Whether it is planning dates on a budget or finding time for a date, the act of dating while in college can be stressful. But some students who are in relationships say they think it’s important to set aside time to continue “dating” their significant other.
Lizzi Petite, senior in human resource management, has been with her boyfriend for five years. Even though they’ve been together for years, she said it is important to go on dates. After being with someone for more than a few years, it is easy to get in a rut, she said.
“We like planning something and getting dressed up just to remember what
it was like when we very first started dating,” Petite said.
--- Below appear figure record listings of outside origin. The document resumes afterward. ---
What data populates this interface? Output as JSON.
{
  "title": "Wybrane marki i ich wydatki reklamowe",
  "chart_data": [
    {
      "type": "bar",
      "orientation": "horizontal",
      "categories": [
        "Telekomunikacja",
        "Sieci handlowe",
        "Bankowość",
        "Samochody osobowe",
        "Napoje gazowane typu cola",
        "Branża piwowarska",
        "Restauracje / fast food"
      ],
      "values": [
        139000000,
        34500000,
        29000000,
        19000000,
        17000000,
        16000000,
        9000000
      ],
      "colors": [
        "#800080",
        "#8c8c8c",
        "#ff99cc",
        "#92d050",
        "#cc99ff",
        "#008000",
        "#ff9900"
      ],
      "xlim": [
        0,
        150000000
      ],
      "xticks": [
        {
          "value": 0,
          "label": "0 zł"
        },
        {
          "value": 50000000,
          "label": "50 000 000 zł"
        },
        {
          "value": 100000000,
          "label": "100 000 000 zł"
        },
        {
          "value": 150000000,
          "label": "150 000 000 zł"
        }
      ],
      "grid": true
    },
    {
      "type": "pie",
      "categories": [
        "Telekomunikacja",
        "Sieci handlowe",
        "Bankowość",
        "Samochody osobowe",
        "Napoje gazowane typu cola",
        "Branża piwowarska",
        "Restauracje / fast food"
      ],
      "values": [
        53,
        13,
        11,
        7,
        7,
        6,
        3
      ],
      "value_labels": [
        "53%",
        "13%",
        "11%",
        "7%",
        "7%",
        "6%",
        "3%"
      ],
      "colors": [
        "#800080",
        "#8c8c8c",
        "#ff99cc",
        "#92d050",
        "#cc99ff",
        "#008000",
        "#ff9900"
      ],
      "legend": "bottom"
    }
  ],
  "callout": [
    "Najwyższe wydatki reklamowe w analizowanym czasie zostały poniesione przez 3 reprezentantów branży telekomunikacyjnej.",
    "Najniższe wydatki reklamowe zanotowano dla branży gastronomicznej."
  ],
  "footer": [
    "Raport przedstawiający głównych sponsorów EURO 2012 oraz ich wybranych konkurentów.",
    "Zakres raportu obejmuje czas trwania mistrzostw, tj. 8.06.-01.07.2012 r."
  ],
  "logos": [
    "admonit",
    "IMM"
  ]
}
Susan Iverson, senior in communication studies, said it’s important to continue to have one-on-one time with your
significant other, without distractions.
“We don’t have any TV on,” Susan Iverson said. “We
involve in conversation and focus on each other’s needs.”
A date doesn’t have to be extravagant, formal or out of the ordinary. Common dates for students who are in relationships could be something as simple as going to dinner, a movie or bowling.
“We’ve done everything from going to the pumpkin patch to seeing a movie to making our own dinner,” Evan McMican, senior in marketing, said.
McMican said he and his girlfriend have a list of everything they want to do together. He said it is beneficial for them to be able to check things off their list and to experience life together, rather than as individuals.
When it comes to planning a date, budget is something students may take into account.
“It’s kind of hard in college, because we are both poor college students,” Mackenzie Hampton, junior in elementary education, said of her and her boyfriend. “We try to be considerate of the other person and switch off paying.”
Susan Iverson said she agrees that spending a lot of money on a date isn’t always an option. Dating is more about spending time together than spending money, she said.
“We can’t always afford to go to dinner and a movie,” Susan Iverson said. “Sometimes we rent a Redbox and make dinner, but we still spend time together.”
There are plenty of inexpensive dates students can experience around Manhattan. Some of these activities could include spending an afternoon at Manhattan Hill, hiking at the Konza Prairie, fishing at Tuttle Creek or watching a show at McCain Auditorium.
“We’ve done a picnic where we made sandwiches at home and brought it to the park,” Petite said. “It was a budget-friendly date, but just as meaningful as spending $40 at the movies.”
So is there a difference between dating before you are in a relationship and dating while in a relationship? Richard Iverson, senior in architectural engineering, has been in a relationship with his girlfriend for the past four years. Richard said the dynamics of dating changes between exclusive dating when you are perusing a relationship, and simply going on dates once you’ve entered a relationship.
“It’s not so cliché, anymore,” Richard Iverson said.
In recent years, however, the dating game has changed. There isn’t a set criteria for what constitutes a “perfect” date. It’s now more about what works best for you and your partner; whether that is what you do, how much you spend or who makes the arrangements.
Petite said she believes planning dates doesn’t have to fall on just one person or the other.
“I’ve planned dates before, and I think it’s awesome in the 21st century that that’s okay,” Petite said. “I don’t want it to always fall on the guy.”
Some say it is equally important and beneficial to continue “dating” while in a relationship.
“It changes things up so you’re not doing the same things all the time,” Richard Iverson said. “It’s also a way to reduce stress, because when you’re spending time with your significant other, you don’t have as many worries.”
Petite said she recommends continuing to “date” even while in a relationship. She said it continues to keep things fresh and fun.
“Dating just keeps things fun, whether you’re together two months or 20 years,” Petite said.